I did my rear axle on my 71 pontiact..I think I've got pics...
http://www.cardomain.com/ride/831392/6
well...not too good a pic..but if you scroll down to the third pic you can see it on my old axle that I painted with POR15 when it was still under the car. With it out from under the vehicle (like when I painted the new one) you can get it even better.

Here you can see POR15 on my control arms
http://www.cardomain.com/ride/831392/4

Here you can see it under the car on the floor pans(kind of glossy cuz it is self-leveling)
http://www.cardomain.com/ride/831392/5

I'm a big fan you can do it in your drive way it is way tougher and thicker than paint and looks great.
 
I was going to have mine powdercoated but decided to just paint for the fact you cann't weld or touch up powdercoat. Prep them good and a good paint with hardener will hold up.
 
I used POR15 on mine , but only because a friend had some left from painting his frame , seems to hold up pretty good, but I'm not constantly dragging it over rocks.
Painted my rear 14BFF with rattle can Rustoleum from Walyworld & it looks just as good & easier to touch up if needed.
 
Yeah, on the touch up I'd have to agree that rattle can flat black would be nice and quick. If touch up is that easy no need to worry about chip resistance. Of course you'd have to be sure to clean it really well each time.
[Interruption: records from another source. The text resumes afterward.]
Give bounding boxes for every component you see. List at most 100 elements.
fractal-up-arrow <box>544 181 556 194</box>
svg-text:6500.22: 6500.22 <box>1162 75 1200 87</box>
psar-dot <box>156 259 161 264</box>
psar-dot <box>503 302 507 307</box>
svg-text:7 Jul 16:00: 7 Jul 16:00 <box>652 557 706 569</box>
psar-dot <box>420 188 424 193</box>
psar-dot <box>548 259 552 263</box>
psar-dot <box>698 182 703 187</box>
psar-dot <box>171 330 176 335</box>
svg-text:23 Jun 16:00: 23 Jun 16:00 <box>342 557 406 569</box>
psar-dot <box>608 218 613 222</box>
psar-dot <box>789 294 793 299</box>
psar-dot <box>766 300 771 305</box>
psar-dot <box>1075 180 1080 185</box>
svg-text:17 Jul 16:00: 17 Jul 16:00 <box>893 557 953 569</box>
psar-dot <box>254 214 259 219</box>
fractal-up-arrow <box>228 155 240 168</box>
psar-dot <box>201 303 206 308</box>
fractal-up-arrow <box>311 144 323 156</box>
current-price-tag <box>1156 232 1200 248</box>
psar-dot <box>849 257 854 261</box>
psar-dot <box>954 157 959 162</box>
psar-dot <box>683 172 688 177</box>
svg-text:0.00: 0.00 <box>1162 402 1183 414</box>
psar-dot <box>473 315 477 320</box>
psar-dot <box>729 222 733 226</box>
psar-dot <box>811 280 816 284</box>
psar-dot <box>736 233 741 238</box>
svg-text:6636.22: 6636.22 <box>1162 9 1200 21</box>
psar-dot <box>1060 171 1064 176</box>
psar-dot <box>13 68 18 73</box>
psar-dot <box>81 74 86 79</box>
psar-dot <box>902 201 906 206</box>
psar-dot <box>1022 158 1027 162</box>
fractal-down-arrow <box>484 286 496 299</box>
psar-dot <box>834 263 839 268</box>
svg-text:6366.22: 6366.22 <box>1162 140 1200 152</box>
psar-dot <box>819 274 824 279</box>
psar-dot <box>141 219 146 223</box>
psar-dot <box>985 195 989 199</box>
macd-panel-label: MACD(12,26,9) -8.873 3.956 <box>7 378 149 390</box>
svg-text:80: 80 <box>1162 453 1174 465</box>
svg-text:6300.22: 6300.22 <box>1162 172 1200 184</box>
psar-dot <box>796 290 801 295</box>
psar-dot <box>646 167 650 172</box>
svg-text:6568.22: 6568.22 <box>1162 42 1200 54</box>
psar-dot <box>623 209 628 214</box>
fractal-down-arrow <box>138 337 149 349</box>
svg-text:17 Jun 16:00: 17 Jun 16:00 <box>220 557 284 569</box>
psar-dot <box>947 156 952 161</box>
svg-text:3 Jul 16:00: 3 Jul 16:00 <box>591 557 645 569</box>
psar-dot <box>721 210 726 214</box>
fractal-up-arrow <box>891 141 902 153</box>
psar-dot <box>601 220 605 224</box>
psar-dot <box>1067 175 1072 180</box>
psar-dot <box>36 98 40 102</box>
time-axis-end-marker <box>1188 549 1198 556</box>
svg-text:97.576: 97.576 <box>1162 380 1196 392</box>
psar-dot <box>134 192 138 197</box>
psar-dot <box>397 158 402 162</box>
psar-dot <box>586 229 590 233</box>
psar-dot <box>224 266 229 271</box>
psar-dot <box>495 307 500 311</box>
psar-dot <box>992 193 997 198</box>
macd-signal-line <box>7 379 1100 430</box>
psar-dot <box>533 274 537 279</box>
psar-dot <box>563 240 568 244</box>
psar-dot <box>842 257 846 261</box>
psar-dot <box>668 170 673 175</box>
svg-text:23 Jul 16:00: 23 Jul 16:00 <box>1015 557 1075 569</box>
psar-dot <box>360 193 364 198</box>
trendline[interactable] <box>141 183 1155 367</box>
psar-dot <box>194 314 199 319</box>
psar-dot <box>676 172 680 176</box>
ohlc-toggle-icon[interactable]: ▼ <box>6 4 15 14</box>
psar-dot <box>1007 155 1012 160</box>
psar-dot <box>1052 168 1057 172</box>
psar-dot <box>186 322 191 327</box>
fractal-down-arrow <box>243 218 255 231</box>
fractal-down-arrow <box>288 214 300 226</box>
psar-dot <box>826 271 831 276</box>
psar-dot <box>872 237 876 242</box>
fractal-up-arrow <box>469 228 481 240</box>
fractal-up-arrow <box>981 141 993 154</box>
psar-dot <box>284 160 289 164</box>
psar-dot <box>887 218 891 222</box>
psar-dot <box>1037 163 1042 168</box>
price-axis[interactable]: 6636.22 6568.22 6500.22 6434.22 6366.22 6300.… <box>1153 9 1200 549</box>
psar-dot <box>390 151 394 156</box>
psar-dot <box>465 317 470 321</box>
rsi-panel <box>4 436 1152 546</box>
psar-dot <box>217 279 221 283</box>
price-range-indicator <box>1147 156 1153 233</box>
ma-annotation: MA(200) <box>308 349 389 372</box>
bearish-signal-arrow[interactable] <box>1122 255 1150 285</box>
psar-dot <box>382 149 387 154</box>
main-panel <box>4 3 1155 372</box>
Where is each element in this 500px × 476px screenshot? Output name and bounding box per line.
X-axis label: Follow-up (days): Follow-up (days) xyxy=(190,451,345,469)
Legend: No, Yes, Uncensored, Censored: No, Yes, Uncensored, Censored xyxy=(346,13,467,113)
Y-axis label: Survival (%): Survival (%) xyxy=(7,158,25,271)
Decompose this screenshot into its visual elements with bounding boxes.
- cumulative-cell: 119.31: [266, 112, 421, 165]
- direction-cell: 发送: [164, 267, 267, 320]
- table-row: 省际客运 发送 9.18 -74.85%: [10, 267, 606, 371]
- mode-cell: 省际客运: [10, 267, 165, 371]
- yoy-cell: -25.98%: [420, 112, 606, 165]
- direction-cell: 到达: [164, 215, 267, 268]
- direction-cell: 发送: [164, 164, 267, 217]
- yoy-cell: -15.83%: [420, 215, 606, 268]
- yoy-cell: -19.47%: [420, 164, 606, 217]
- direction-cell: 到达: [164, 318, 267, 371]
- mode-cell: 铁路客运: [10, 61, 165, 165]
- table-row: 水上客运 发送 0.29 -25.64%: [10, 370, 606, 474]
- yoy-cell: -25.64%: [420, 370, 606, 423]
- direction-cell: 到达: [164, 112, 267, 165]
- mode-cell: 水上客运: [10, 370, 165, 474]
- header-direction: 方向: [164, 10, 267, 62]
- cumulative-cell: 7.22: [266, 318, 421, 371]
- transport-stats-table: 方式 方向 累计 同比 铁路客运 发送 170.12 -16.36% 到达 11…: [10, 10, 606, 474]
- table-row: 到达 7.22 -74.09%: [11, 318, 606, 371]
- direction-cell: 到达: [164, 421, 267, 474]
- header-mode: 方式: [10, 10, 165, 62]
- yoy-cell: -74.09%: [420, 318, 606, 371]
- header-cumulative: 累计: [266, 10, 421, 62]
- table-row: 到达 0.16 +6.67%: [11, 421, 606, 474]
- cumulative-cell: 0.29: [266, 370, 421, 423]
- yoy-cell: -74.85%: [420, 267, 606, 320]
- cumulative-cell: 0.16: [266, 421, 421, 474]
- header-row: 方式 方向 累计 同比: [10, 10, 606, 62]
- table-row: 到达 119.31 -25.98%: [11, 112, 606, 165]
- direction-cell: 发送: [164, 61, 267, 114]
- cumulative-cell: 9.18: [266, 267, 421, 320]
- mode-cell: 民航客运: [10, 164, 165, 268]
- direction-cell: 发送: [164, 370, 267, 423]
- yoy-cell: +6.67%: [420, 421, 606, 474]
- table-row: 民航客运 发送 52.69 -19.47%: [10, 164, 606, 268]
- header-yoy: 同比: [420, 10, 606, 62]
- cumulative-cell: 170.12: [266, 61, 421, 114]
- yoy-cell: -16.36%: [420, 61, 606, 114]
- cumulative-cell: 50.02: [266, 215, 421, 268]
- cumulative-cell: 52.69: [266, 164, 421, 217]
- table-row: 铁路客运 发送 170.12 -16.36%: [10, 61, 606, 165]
Also POR15 is "chip" resistant, and very tough...but not drag over rock resistant:rolleyes:
 
My brother powder coated an axle once when he had access to the equipment through an employer. When baking, axle grease boiled? out of the axle tube/center section joints and if I remember correctly a few of the spot welds also weeped a little bit. Pretty much ruined the finish as that grease then ran down the axle tubes.

Not sure how you'd get all the grease out of places like that. Maybe you don't. Probably easier to weld it all up and be done with it.

Still expensive.
 
My brother powder coated an axle once when he had access to the equipment through an employer. When baking, axle grease boiled? out of the axle tube/center section joints and if I remember correctly a few of the spot welds also weeped a little bit. Pretty much ruined the finish as that grease then ran down the axle tubes.

Not sure how you'd get all the grease out of places like that. Maybe you don't. Probably easier to weld it all up and be done with it.

Still expensive.

My axles were sand blasted and then powder coated (see link to build in sig)

I also had access to equipment through employer / buddy. It was a royal pain - the guy that set up my gears cursed my name for the amount of sand that he had to flush out. :D

They do look awesome though:woot: - but forget ever being able to modify/weld on the axle again. Once you "break" the seal on powder coat, the rust will begin propogating under the powder unless you have used a special undercoating (zinc phosphate or e-coat, etc...)
 
I wire wheeled all of the rust / oil grime (there was a lot of this due to leaking axle seals) on my d60 and 14 bolt) then hit with an air hose and shot of brake cleaner to get residual grime. If your not going to use a product like POR15 (I didnt) use a self etching primer then follow up with an enamel paint. Both my axles have held up well running through the brush and mesquit and trails. Your biggest job is the prep work. If you dont get it good and clean no paint is going to stick and is going to look like crap after a few seasons / runs / snows whatever.